Debugging DevOps with DORA Metrics and LLMs: A Personal Journey

April 15, 2024. I’m sitting in my office, looking at a wall full of monitors showing various dashboards and metrics from our platforms. It’s been an interesting few months since the AI/LLM infrastructure explosion post-ChatGPT really took off. Now, platform engineering is not just a buzzword; it’s a real thing that demands attention.

Today, I want to reflect on something we’ve been grappling with at work: using DORA metrics to optimize our DevOps processes and how this has intersected with the rise of large language models (LLMs).

The Context

We’ve all heard about Meta’s Llama 3, a massive AI model that’s pushing the boundaries of what’s possible. Meanwhile, Google is in hot water for its search engine allegedly losing ground to new competitors. Equinox.space and Mario meets Pareto have become household names due to their innovative approaches. And every day, I find myself thinking about these stories as they reflect the current state of tech.

The Debugging Session

Last week, we had a crisis in one of our critical services. Our main service experienced an unexpected downtime, and it took us several hours to identify and fix the issue. This got me thinking—how can we prevent such issues from happening again? How do we leverage new technologies like LLMs to improve our DevOps practices?

DORA Metrics

One of the things that stood out during this incident was how slow our deployment process had become. According to DORA metrics, which have been widely adopted in our industry, high-performing teams deploy code more frequently and with higher quality. We were not meeting those benchmarks.

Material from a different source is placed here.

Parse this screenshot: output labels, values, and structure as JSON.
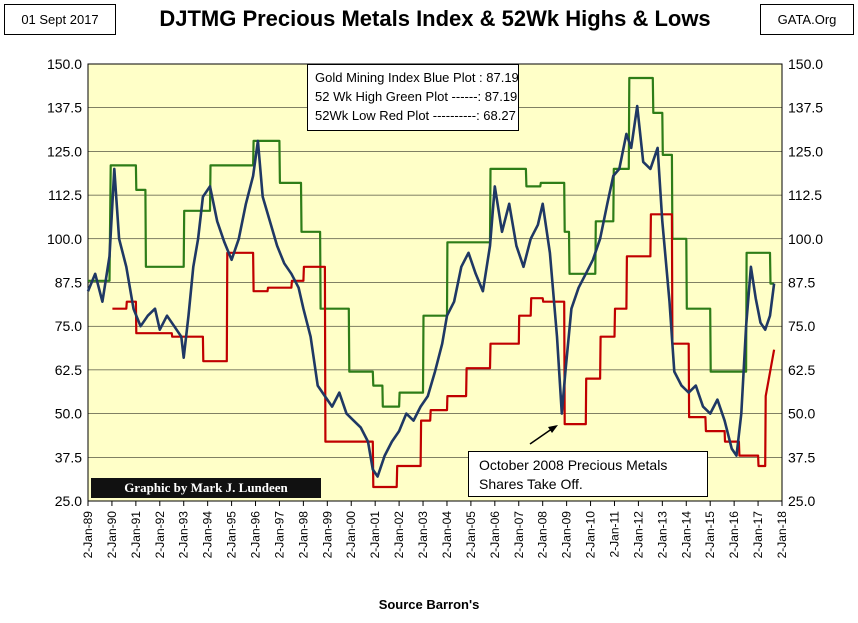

We decided to implement some changes based on these metrics. Our goal: reduce our Deployment Lead Time (DLT) by 30%, increase our Deployment Frequency, and decrease our Mean Time To Recovery (MTTR). This was going to be a challenge, but we had a new tool in our arsenal—large language models.

LLMs in DevOps

I started experimenting with an LLM called ChatGPT4. We’ve been using it for various tasks, like code review and issue triage. It’s impressive how quickly the model can understand complex issues and provide insights that we might miss. However, we were skeptical about fully automating our release processes with it.

To test its capabilities, I ran some prompts on potential deployment automation scripts. The model generated a basic script, which was surprisingly well-structured. But when I tried to use it in production, it didn’t work as expected due to context switching and edge cases that the LLM hadn’t accounted for. This taught me a valuable lesson: while LLMs are fantastic at generating code snippets, they still need human oversight.

Debugging the Issue

During the incident, we spent hours debugging the issue. We had logs, metrics, and monitoring tools, but it was still difficult to pinpoint the exact root cause. That’s when I remembered a recent talk on using LLMs for anomaly detection in DevOps. Could an LLM help us identify issues faster?

I decided to run some queries on our logs with ChatGPT4. The model quickly identified patterns that we had missed and suggested potential causes. It helped us narrow down the issue, which ultimately led us to a misconfigured network rule. This was a significant win for both human and machine collaboration.

Lessons Learned

This experience reinforced several things:

Human Oversight is Crucial: While LLMs are powerful tools, they can’t replace experienced engineers who understand the context of their work.
Continuous Improvement: We need to continuously monitor our DevOps processes using metrics like DORA and adjust accordingly.
Tooling Diversity: A mix of human intelligence and automation tools is necessary for effective problem-solving.

Conclusion

As I sit here reflecting, I’m glad we managed to mitigate the incident. The journey to improving our DevOps practices has been challenging but rewarding. We’re now more focused on optimizing our processes and leveraging new technologies like LLMs in a balanced way. It’s a work in progress, but it feels good to be part of this evolution.

This reflection is just one small part of the broader landscape of tech in 2024. The stories from Hacker News inspire us to keep pushing boundaries and learning from each other. Whether we’re talking about meta Llamas or credit card rewards programs, there’s always something new to explore.